A sollecitare i partecipanti era la volontà di dare il proprio contributo al processo di Rinascita che stava muovendo i primi passi. A rileggere gli interventi e le relazioni è evidente la loro volontà di porsi al servizio del riscatto  della  Sardegna, di dare il loro contributo alla storia che il popolo sardo aveva iniziato a scrivere nel ‘49 con le prime elezioni regionali, poi soprattutto col grande Congresso del Popolo Sardo tenutosi a Cagliari nella primavera del ’50. Quest’ultimo fu certamente uno dei momenti di più intensa democrazia partecipativa e propositiva vissuti nella moderna storia dell’Isola.
Con l’iniziativa del ‘58 gli intellettuali democratici sardi si ponevano al servizio dell’autonomia e della rinascita, si facevano carico del compito di approfondire alcuni aspetti del Congresso del Popolo Sardo rimasti in ombra, ed affermavano il proprio ruolo di stimolo e di controllo nei confronti del potere. “Cani da guardia del potere”,  non nel senso di acritica difesa dei detentori dei ruoli istituzionali, ma di vigilanza democratica esercitata nei confronti degli stessi.
E’ vero che allora i ruoli istituzionali non erano quegli elargitori di benefici, come poi sono andati realizzandosi.

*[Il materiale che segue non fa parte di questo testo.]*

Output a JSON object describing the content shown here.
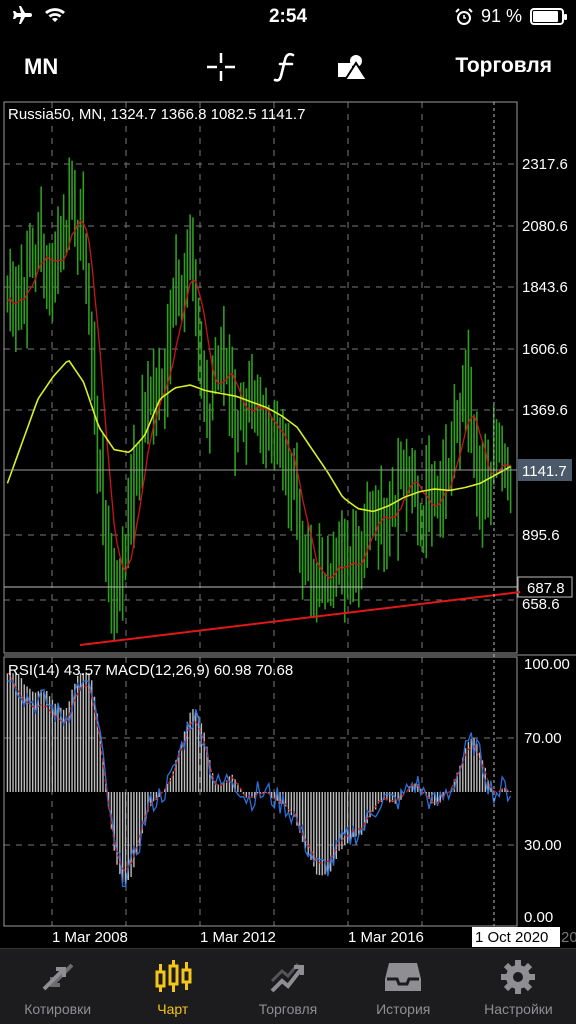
{
  "status_bar": {
    "time": "2:54",
    "battery": "91 %",
    "battery_level": 0.91
  },
  "toolbar": {
    "timeframe": "MN",
    "trade_label": "Торговля"
  },
  "chart": {
    "info_line": "Russia50, MN, 1324.7 1366.8 1082.5 1141.7",
    "price_ticks": [
      "2317.6",
      "2080.6",
      "1843.6",
      "1606.6",
      "1369.6",
      "895.6"
    ],
    "current_price": "1141.7",
    "line_price": "687.8",
    "hidden_tick": "658.6",
    "indicator_line": "RSI(14) 43.57 MACD(12,26,9) 60.98 70.68",
    "indicator_ticks": [
      "100.00",
      "70.00",
      "30.00",
      "0.00"
    ],
    "time_ticks": [
      "1 Mar 2008",
      "1 Mar 2012",
      "1 Mar 2016"
    ],
    "cursor_time": "1 Oct 2020",
    "cursor_suffix": "20",
    "colors": {
      "candles": "#2f9e1e",
      "ma_fast": "#c8141e",
      "ma_slow": "#d8f028",
      "rsi": "#2d6fd8",
      "macd_signal": "#c81e1e",
      "trendline": "#e01818"
    }
  },
  "tabs": [
    {
      "label": "Котировки",
      "icon": "quotes-icon"
    },
    {
      "label": "Чарт",
      "icon": "chart-icon"
    },
    {
      "label": "Торговля",
      "icon": "trade-icon"
    },
    {
      "label": "История",
      "icon": "history-icon"
    },
    {
      "label": "Настройки",
      "icon": "settings-icon"
    }
  ],
  "active_tab": 1,
  "chart_data": {
    "type": "candlestick",
    "symbol": "Russia50",
    "timeframe": "MN",
    "x": [
      "2006-01",
      "2006-07",
      "2007-01",
      "2007-07",
      "2008-01",
      "2008-05",
      "2008-09",
      "2009-01",
      "2009-07",
      "2010-01",
      "2010-07",
      "2011-01",
      "2011-04",
      "2011-10",
      "2012-03",
      "2012-09",
      "2013-03",
      "2013-09",
      "2014-03",
      "2014-09",
      "2015-01",
      "2015-06",
      "2016-01",
      "2016-06",
      "2017-01",
      "2017-06",
      "2018-01",
      "2018-06",
      "2019-01",
      "2019-06",
      "2020-01",
      "2020-03",
      "2020-06",
      "2020-10"
    ],
    "close": [
      1850,
      1900,
      2050,
      1950,
      2200,
      2050,
      1200,
      780,
      1100,
      1460,
      1580,
      1850,
      2000,
      1450,
      1600,
      1450,
      1500,
      1420,
      1320,
      1100,
      800,
      950,
      900,
      980,
      1150,
      1080,
      1250,
      1100,
      1200,
      1250,
      1560,
      1100,
      1300,
      1141.7
    ],
    "ma_slow": [
      1200,
      1350,
      1500,
      1580,
      1640,
      1560,
      1400,
      1320,
      1310,
      1370,
      1500,
      1540,
      1550,
      1530,
      1520,
      1510,
      1490,
      1470,
      1440,
      1400,
      1320,
      1240,
      1150,
      1110,
      1100,
      1120,
      1150,
      1170,
      1180,
      1175,
      1185,
      1200,
      1230,
      1260
    ],
    "ylim": [
      600,
      2550
    ],
    "rsi": {
      "last": 43.57,
      "ylim": [
        0,
        100
      ]
    },
    "macd": {
      "main": 60.98,
      "signal": 70.68
    }
  }
}
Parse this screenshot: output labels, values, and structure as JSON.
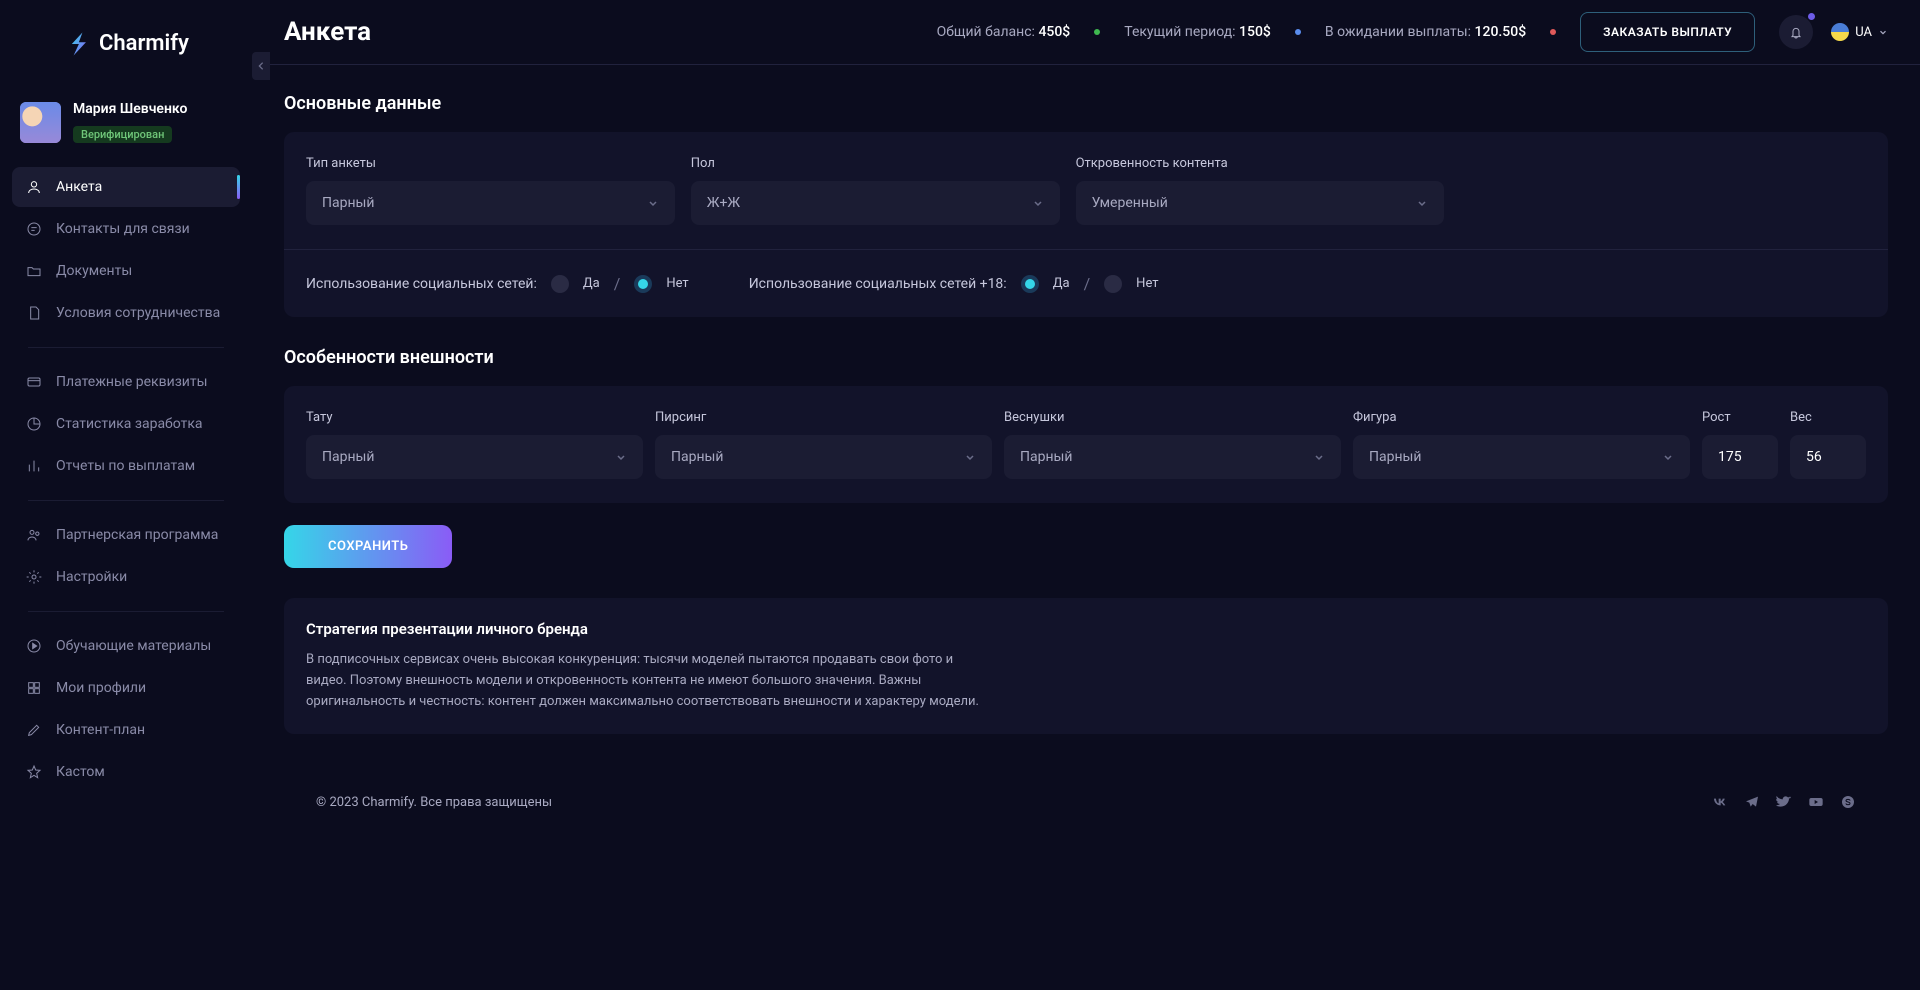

Non lo erano di certo nella misura attuale, anche se nella seconda metà degli anni Cinquanta certi processi di scadimento cominciavano a far capolino. Tenere alto il confronto dialettico, in ossequio al ruolo che gli intellettuali democratici si erano dati, era un modo per scongiurare  o quantomeno allontanare i processi di degrado.
Allora si era ben lontani da quelle forme di cortigianeria che nel momento storico presente l’intellettualità democratica sarda non solo non è stata in grado né d’impedire né di ostacolare, ma talvolta ha finito per favorire. Così come non si dimostra capace di porre limiti a forme di esercizio autocratico del potere, pur essendo le stesse in netto contrasto con la democrazia autonomistica.
Oggi un’iniziativa, come quella di 50 anni fa, è improponibile. Ad impedirlo è innanzitutto, ma non solo, il contesto storico. Tuttavia sentiamo il dovere di ricordarla  nella speranza che, pur se irripetibile, possa suscitare nell’intellettualità sarda  uno stimolo per ritrovare il senso di quell’antico ruolo di stimolo democratico.